The company will employ much the same approach going forward. "In Webb County, we have objectives in the Wilcox, Escondido, Olmos and Eagle Ford sections. We have a lot to work with, and the economics on the shallow plays are good as well," he says.
In the Eagle Ford specifically, its goal is to get its first operated well on production as quickly as possible, and then craft its program from there. The outfit will keep a rig active throughout the year, and possibly add another in the second half. "We're still leasing and building our position," says Deupree. "Our Webb County area is just now seeing Eagle Ford development, and so far it appears very promising."
Shale Roundup
"There were 11 rigs working the Eagle Ford last August; that number has nearly quadrupled to more than 40," says Manuj Nikhanj, analyst with Calgary-based Ross Smith Energy Group. "The Eagle Ford is definitely attracting a lot of attention."

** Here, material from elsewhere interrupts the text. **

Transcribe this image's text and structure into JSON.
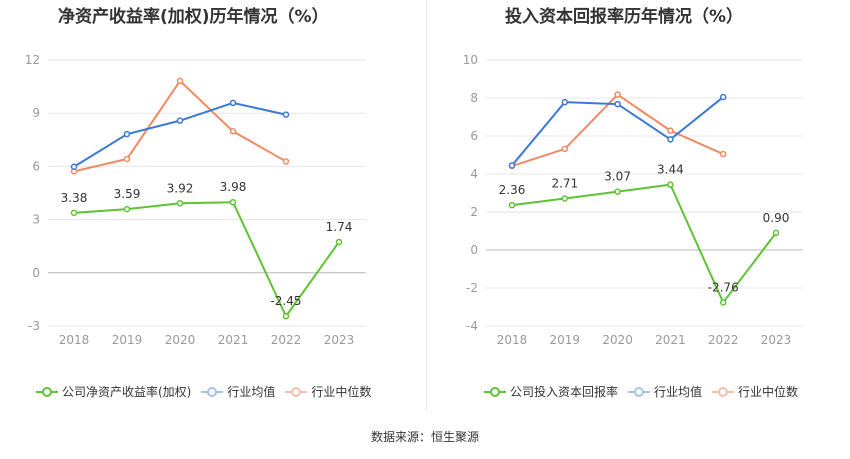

Reasonable drilling costs and high liquids yields combine to make investments in the Eagle Ford very attractive in today's price environment, he says. The Eagle Ford is easier to drill than the Haynesville shale in East Texas and North Louisiana, a very high-pressured and hot reservoir. "A horizontal Eagle Ford well can be drilled and completed for $6 million, which is much less expensive than a similar-depth well in the Haynesville that can run upward of $10 million."

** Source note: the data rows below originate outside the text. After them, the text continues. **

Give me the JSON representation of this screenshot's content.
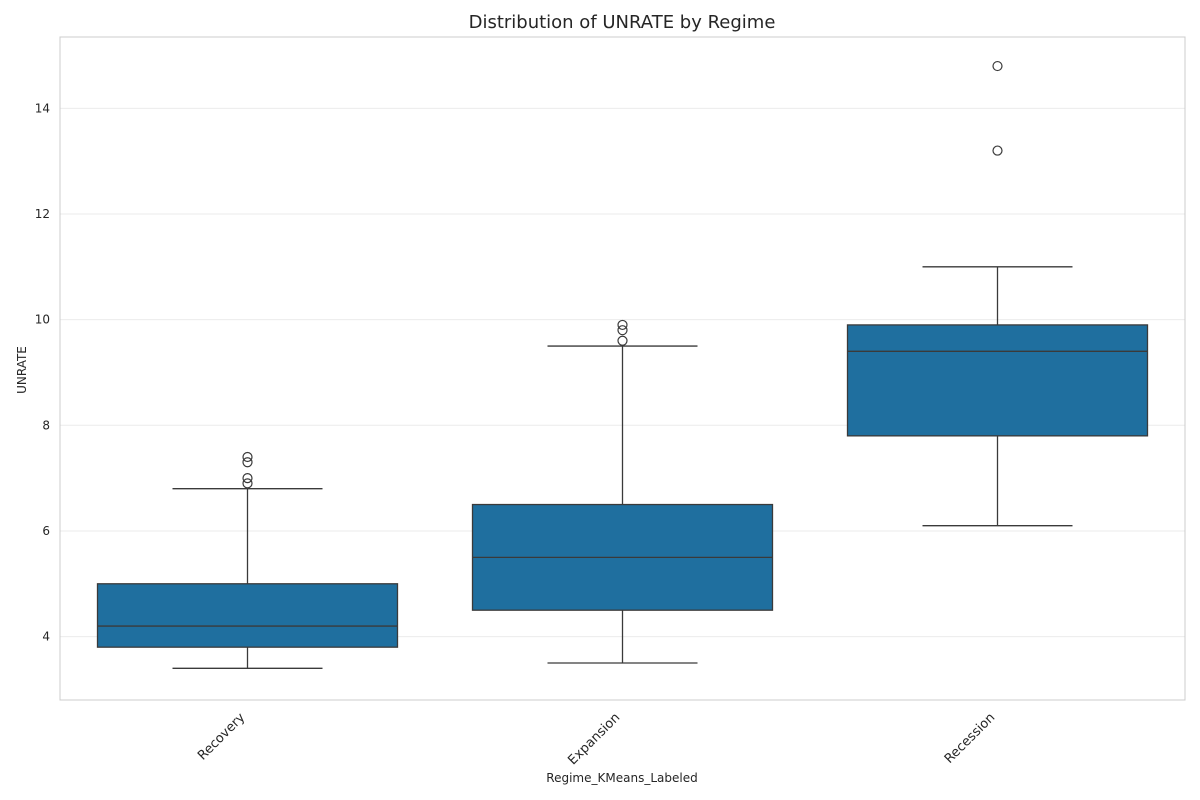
{
  "chart_data": {
    "type": "box",
    "title": "Distribution of UNRATE by Regime",
    "xlabel": "Regime_KMeans_Labeled",
    "ylabel": "UNRATE",
    "ylim": [
      2.8,
      15.35
    ],
    "yticks": [
      4,
      6,
      8,
      10,
      12,
      14
    ],
    "grid": "horizontal",
    "colors": {
      "box_fill": "#1f6f9f",
      "box_line": "#3a3a3a",
      "grid": "#ebebeb",
      "spine": "#cccccc"
    },
    "categories": [
      "Recovery",
      "Expansion",
      "Recession"
    ],
    "boxes": [
      {
        "category": "Recovery",
        "whisker_low": 3.4,
        "q1": 3.8,
        "median": 4.2,
        "q3": 5.0,
        "whisker_high": 6.8,
        "outliers": [
          6.9,
          7.0,
          7.3,
          7.4
        ]
      },
      {
        "category": "Expansion",
        "whisker_low": 3.5,
        "q1": 4.5,
        "median": 5.5,
        "q3": 6.5,
        "whisker_high": 9.5,
        "outliers": [
          9.6,
          9.8,
          9.9
        ]
      },
      {
        "category": "Recession",
        "whisker_low": 6.1,
        "q1": 7.8,
        "median": 9.4,
        "q3": 9.9,
        "whisker_high": 11.0,
        "outliers": [
          13.2,
          14.8
        ]
      }
    ]
  }
}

Because the play is so new, however, questions revolve around the rates and declines of Eagle Ford wells. "We're keeping a close eye on the decline profiles," says Nikhanj. The Barnett shale of North Texas is used as a standard to measure declines in modern, horizontal shale wells, while the Haynesville shale sets the floor with its steep declines. "At this point, average Eagle Ford decline profiles appear to bounce between those two levels," he says. "We're monitoring this closely."
For dry-gas wells, Ross Smith calculates a break-even price of $3.93 per thousand cubic feet on half-cycle economics. "In the gas/condensate area, if we assume a yield of 50 barrels per million cubic feet, and 90% of dry-gas deliverability, we estimate a break-even of $3 per thousand for those wells," he says. "Liquids from processing, depending on yields and midstream arrangements, can add 30% to estimated ultimate recoveries. It's one of the reasons the play is so popular."
Then too, there's much interest—as well as secrecy—about activities in the updip oily window.
"We hear continuing, unconfirmed reports of 1,000-barrel-a-day wells in the oil window," he says. Data are scarce, but 10 rigs are running in the oily area. EOG Resources has spearheaded work in this sector of the Eagle Ford, with five rigs in the play, including three in northern Karnes County. Operators Murphy Oil, Anadarko Petroleum, Dan A. Hughes and ConocoPhillips all are poking holes as well.
Only one well has public data available: EOG's Milton #1H made about 100 barrels a day from April through October 2009. But, in November 2009, it averaged 569 barrels of oil and 494,000 cubic feet of gas per day.
"EOG's level of activity in the Eagle Ford definitely suggests it is very happy with what it sees," says Nikhanj.
So are many other operators.
Certainly, in the wild and dangerous country once subdued by the legendary Captain McNelly and his Texas Rangers, good fortune may await the persistent. This land of chaparral, vast cattle ranches and Old West lore is rising again as home to one of the nation's principal shale plays.